Nachdem sie ihre Ehrerbietung gezollt, ihren Wächter abgestellt, keine Menschenseele entdeckt und begriffen hatte, dass dieser Bogen nicht ihr und Cheftus Weg nach draußen war, machte sich Chloe auf den Rückweg. Jedenfalls versuchte sie es, doch die Höhlenkammern gingen ineinander über, und alle Räume sahen fast identisch aus. Als sie zum dritten Mal in die Grotte mit den Wächtern stolperte, spürte sie leichte Panik in sich aufsteigen.
Folge der Kunst!
Gazellen auf einer Wand führten zu dem Porträt einer
Schwangeren im nächsten Raum. Von dort aus wanderte sie eine leicht ansteigende Treppe hinauf in einen weiteren Raum, an dessen Wänden eine Familie abgebildet war. Drei Frauen und ein Mann, vier Kinder und ein alter Mensch - jedenfalls den äußeren Merkmalen nach zu schließen. Aber andererseits, wie würden in diesem Fall zukünftige Generationen Picassos Gemälde deuten? »Gut, dass er keine Wände bemalt hat«, sagte sie.

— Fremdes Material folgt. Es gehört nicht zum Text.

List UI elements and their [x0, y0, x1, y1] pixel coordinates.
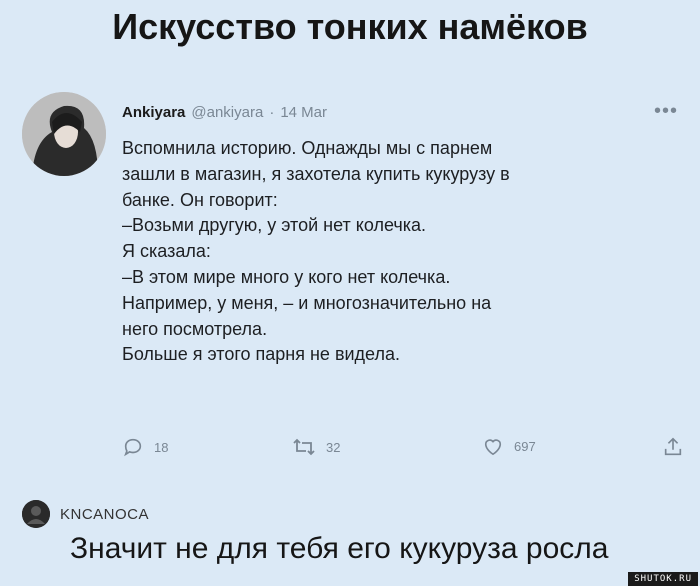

Eine dreifache Gabelung in einem Durchgang. Die Fackeln brannten immer noch; Angst hatte sie keine, denn der Ort war friedvoll und angenehm. Wenn auch befremdlich. »Alice im Kaninchenloch«, murmelte Chloe vor sich hin. Selbstgespräche zu führen mochte senil wirken, doch solange sie ihre Stimme hörte, wirkte die Umgebung hier nicht ganz so ... intensiv.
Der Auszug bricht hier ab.